Leo Soledad (1988), de Anthony Storr, un oasis en medio del páramo del discurso dominante, pues lo que les sucede a los seres humanos cuando están solos es tan o más importante que lo que les pasa en sus relaciones con otras personas. Los psicoterapeutas han descuidado lo importante que es entrenar la capacidad de estar solo, un rasgo olvidado de madurez emocional. Se escribe mucho más literatura psicológica sobre lo pernicioso de la soledad que sobre la capacidad de sobrellevarla. La soledad puede tener un efecto tan terapéutico como el apoyo emocional. Hay personas que necesitan replegarse, pero continuamente se les advierte del peligro de hacerlo. Son predominantemente solitarias, y no tiene sentido suponer que, a causa de ello, sean necesariamente infelices o neuróticas.
Aunque el hombre es un ser social que sin duda necesita interaccionar con los demás, hay notables diferencias en la profundidad de las relaciones que establecen unos individuos con otros. Recuerdo a Simenon, quien de joven, ya fue muy consciente de que la comunicación absoluta entre dos personas era algo imposible. Y es que hay quien se conforma con la cháchara. Otras, quizás personas vulnerables, creen que la frivolidad es una pérdida de tiempo y, por tanto, que se pueden expresar mejor a través de obras creativas difícil de manifestar en la vida social. El peso de la cháchara acompañada es demasiado para aquellos corazones —recuerdo al puercoespín de Schopenhauer— que no pueden cargarlo.
La capacidad de estar solo es un recurso valioso que facilita el aprendizaje, el pensamiento, la innovación, la aceptación de los cambios y el mantenimiento del contacto con el mundo interior de la imaginación. Incluso en aquellos hombres cuya capacidad para establecer relaciones íntimas ha quedado dañada, el desarrollo de la imaginación creadora puede cumplir una función sanadora. Por ello, el libro ofrece ejemplos de individuos creadores cuya preocupación principal era la de dar sentido y orden a la vida antes que la de establecer relaciones con los demás. Beethoven, Henry James, Goya, Wittgenstein, Kipling o Beatrix Potter, demuestra cuántos genios creativos de nuestra civilización han sido solitarios, ya sea por temperamento o por las circunstancias, y cómo la capacidad de estar solos, aun para aquellos que no son creativos, es una muestra de madurez.
La felicidad completa, el sentimiento oceánico de armonía absoluta entre el mundo interior y exterior, solo es posible transitoriamente. El deseo de soledad como medio de huida de la presión de la vida ordinaria y como vía de renovación está vivamente ilustrado por el relato del almirante Byrd, aquel solitario vocacional que se ocupó de mantener una estación meteorológica avanzada en la Antártida durante el invierno de 1934. Insistió en hacerlo solo.

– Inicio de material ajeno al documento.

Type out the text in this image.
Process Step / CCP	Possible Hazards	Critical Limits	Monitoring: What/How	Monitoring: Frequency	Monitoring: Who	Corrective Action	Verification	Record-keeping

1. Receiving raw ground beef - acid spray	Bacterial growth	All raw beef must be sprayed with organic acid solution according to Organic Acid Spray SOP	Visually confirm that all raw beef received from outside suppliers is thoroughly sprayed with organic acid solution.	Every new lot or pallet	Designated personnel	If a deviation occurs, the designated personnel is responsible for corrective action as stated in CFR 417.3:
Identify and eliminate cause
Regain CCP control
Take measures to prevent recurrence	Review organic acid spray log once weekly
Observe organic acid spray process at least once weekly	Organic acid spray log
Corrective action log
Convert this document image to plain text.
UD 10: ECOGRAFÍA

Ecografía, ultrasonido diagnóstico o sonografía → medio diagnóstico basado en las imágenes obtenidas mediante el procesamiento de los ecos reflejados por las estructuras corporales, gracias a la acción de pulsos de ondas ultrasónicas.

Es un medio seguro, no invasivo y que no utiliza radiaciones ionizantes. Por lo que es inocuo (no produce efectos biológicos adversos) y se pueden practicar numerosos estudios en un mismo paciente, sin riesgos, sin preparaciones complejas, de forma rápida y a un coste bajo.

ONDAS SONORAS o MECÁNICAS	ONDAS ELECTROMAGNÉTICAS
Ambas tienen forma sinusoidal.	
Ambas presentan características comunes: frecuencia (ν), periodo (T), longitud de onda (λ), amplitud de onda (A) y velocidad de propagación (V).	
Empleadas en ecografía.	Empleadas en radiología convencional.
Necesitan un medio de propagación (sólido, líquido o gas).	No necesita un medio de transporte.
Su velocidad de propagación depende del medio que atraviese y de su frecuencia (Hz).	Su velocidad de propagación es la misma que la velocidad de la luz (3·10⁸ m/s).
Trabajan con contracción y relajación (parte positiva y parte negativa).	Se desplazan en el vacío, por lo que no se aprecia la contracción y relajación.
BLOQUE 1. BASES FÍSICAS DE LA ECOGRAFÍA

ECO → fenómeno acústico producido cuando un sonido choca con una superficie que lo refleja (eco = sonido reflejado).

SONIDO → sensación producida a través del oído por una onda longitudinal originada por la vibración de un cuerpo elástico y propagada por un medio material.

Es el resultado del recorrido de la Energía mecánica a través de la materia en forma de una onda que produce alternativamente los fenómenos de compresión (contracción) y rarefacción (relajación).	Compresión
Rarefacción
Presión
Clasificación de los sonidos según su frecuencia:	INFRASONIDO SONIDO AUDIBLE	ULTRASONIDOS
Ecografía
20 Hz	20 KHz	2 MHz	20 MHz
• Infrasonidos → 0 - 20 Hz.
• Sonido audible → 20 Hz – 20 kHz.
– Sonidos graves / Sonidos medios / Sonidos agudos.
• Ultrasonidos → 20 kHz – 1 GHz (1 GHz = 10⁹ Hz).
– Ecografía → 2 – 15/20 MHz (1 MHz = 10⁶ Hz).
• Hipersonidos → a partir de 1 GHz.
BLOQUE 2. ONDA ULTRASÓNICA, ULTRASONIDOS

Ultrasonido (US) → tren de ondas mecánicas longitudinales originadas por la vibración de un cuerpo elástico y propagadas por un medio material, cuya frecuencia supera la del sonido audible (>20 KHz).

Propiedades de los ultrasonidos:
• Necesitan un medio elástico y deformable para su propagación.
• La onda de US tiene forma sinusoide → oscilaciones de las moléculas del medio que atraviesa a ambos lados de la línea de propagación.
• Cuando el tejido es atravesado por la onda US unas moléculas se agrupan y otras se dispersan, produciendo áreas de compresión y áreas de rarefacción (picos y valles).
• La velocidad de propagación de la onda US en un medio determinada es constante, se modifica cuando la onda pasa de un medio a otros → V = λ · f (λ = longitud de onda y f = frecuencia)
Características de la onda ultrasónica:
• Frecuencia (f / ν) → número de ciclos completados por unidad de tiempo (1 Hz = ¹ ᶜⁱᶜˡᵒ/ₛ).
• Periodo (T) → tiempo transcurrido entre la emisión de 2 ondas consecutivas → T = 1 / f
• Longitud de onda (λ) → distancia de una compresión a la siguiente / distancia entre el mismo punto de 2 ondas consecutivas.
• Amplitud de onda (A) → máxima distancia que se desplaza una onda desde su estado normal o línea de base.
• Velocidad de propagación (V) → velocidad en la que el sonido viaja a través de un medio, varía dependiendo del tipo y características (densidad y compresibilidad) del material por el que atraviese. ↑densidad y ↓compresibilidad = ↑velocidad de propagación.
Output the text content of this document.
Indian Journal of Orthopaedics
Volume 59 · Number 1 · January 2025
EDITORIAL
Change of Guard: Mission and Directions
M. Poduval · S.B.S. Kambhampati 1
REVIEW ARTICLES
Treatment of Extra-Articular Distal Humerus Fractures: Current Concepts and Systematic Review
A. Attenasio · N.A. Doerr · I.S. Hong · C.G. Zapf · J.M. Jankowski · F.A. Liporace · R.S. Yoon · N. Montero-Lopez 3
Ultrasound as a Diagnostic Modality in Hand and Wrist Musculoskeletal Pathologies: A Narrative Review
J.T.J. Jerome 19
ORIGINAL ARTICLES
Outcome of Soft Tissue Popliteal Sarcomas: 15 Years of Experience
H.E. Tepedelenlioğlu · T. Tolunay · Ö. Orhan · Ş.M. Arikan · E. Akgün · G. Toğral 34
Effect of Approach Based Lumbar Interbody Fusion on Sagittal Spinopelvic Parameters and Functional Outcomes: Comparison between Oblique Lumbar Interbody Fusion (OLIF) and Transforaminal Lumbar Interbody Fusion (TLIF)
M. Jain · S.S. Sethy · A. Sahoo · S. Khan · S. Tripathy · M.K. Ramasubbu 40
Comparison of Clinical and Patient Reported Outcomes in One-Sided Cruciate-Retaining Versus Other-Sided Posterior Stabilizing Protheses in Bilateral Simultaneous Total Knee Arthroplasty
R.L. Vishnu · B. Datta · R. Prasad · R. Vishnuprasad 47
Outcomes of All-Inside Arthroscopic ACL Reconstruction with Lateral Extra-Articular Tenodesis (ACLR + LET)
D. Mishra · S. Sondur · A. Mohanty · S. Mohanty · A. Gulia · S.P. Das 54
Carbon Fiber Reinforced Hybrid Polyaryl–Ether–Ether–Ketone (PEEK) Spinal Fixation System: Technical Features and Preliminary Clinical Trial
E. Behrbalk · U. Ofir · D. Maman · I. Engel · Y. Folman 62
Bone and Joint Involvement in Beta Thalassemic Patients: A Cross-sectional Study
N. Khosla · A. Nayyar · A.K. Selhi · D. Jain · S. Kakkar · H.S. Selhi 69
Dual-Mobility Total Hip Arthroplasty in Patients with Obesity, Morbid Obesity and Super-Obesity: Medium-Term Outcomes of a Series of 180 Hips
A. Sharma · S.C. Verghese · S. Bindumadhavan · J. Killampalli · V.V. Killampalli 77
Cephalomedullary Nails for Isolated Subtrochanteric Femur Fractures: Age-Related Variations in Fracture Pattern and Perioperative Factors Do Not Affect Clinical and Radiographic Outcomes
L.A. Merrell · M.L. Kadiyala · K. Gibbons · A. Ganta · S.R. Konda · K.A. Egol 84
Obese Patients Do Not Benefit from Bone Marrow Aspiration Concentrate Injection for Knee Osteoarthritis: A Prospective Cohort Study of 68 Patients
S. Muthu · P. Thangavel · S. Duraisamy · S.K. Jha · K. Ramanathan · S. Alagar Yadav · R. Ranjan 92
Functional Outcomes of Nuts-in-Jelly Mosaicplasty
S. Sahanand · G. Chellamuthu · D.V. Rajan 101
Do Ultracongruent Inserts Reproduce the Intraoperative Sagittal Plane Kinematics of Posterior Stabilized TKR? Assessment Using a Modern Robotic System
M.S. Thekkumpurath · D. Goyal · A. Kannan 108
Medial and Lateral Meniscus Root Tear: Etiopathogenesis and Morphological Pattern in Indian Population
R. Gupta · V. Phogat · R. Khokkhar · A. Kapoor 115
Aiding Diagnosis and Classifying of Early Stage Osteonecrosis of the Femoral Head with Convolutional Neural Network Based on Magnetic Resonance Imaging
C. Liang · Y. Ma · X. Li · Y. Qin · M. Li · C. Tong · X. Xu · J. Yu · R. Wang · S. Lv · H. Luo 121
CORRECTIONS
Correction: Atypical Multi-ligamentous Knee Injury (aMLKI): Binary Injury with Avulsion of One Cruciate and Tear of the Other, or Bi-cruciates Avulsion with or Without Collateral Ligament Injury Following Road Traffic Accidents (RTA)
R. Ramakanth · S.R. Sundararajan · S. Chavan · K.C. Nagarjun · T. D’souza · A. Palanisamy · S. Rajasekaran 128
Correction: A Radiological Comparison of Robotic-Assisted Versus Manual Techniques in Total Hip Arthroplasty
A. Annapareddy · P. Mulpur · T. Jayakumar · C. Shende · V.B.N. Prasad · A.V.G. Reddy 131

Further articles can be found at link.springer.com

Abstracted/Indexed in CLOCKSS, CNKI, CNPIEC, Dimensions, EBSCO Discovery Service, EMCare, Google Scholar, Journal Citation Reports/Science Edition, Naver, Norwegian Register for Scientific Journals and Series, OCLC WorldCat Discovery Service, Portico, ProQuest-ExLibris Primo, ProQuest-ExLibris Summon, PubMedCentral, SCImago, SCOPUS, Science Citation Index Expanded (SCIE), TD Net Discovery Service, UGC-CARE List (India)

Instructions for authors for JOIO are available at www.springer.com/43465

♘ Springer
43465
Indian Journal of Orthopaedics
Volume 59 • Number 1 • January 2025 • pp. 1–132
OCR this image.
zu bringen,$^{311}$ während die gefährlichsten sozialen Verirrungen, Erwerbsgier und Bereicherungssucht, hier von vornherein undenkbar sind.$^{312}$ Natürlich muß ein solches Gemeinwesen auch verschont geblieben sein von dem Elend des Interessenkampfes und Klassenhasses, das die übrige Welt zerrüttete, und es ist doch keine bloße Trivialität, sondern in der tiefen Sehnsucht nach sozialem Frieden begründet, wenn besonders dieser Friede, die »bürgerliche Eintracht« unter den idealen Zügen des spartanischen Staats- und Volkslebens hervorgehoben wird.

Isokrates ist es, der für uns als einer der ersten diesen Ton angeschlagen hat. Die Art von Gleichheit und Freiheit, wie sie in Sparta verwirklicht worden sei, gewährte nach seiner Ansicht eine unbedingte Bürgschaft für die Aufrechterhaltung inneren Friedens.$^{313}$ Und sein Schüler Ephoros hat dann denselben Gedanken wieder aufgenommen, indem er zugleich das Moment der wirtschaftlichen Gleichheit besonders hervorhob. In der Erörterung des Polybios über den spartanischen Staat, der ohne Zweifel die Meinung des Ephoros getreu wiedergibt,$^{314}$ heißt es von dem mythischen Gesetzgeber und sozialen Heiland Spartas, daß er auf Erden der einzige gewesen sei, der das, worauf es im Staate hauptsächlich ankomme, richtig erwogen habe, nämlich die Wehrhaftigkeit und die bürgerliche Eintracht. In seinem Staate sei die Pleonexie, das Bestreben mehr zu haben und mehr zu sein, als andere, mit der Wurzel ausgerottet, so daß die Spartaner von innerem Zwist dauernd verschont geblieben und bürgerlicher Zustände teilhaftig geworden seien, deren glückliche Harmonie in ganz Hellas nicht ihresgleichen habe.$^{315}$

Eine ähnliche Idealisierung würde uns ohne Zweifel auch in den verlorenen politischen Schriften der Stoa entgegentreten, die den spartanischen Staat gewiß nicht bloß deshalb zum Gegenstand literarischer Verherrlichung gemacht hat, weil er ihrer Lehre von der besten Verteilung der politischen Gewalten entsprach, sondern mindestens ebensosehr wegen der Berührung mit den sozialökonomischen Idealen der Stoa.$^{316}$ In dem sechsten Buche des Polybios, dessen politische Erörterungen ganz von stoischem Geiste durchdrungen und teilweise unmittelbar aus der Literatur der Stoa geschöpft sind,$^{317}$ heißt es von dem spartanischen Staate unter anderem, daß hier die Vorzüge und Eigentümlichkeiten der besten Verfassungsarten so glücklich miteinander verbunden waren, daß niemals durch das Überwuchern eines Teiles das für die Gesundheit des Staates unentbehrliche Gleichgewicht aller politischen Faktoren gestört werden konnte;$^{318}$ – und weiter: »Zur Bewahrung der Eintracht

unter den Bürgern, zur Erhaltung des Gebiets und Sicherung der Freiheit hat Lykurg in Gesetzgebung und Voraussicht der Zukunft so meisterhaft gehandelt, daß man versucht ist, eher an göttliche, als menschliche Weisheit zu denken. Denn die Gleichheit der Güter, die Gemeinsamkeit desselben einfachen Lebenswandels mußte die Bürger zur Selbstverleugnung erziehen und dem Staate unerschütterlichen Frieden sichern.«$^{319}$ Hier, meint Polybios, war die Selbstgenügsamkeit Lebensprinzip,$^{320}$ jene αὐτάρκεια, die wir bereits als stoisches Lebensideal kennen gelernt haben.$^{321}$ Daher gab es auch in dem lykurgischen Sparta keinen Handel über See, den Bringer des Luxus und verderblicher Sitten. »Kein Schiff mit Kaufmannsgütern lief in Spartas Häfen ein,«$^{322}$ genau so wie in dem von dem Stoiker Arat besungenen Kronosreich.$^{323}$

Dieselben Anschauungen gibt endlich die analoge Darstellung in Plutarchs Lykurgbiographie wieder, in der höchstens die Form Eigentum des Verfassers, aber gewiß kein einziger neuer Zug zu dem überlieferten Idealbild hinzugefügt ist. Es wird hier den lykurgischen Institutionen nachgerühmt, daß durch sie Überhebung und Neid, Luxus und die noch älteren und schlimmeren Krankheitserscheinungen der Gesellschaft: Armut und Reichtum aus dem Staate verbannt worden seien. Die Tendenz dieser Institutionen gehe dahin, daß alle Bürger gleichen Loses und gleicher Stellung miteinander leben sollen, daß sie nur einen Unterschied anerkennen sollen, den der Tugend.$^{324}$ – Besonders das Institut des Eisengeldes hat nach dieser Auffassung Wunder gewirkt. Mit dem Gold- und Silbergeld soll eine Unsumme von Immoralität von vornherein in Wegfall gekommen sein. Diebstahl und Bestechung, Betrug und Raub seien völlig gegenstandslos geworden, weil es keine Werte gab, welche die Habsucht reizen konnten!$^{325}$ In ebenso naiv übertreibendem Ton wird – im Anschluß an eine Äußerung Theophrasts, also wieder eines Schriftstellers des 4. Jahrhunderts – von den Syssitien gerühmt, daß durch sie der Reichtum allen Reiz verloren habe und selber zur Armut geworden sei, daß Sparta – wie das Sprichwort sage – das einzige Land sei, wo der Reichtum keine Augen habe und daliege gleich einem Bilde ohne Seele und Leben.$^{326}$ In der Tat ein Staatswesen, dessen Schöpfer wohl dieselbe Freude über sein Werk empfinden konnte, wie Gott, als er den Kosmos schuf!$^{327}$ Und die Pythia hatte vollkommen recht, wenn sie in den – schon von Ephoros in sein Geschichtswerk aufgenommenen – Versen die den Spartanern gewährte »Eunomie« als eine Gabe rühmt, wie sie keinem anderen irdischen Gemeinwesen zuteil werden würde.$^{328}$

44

El hombre está constantemente buscando la felicidad, pero por su propia naturaleza, no puede alcanzarla total ni permanentemente, ni con las relaciones interpersonales ni con los desafíos creativos. Las vidas más felices son probablemente aquellas en las que ni las relaciones sociales ni los intereses impersonales están idealizados como el único camino de salvación.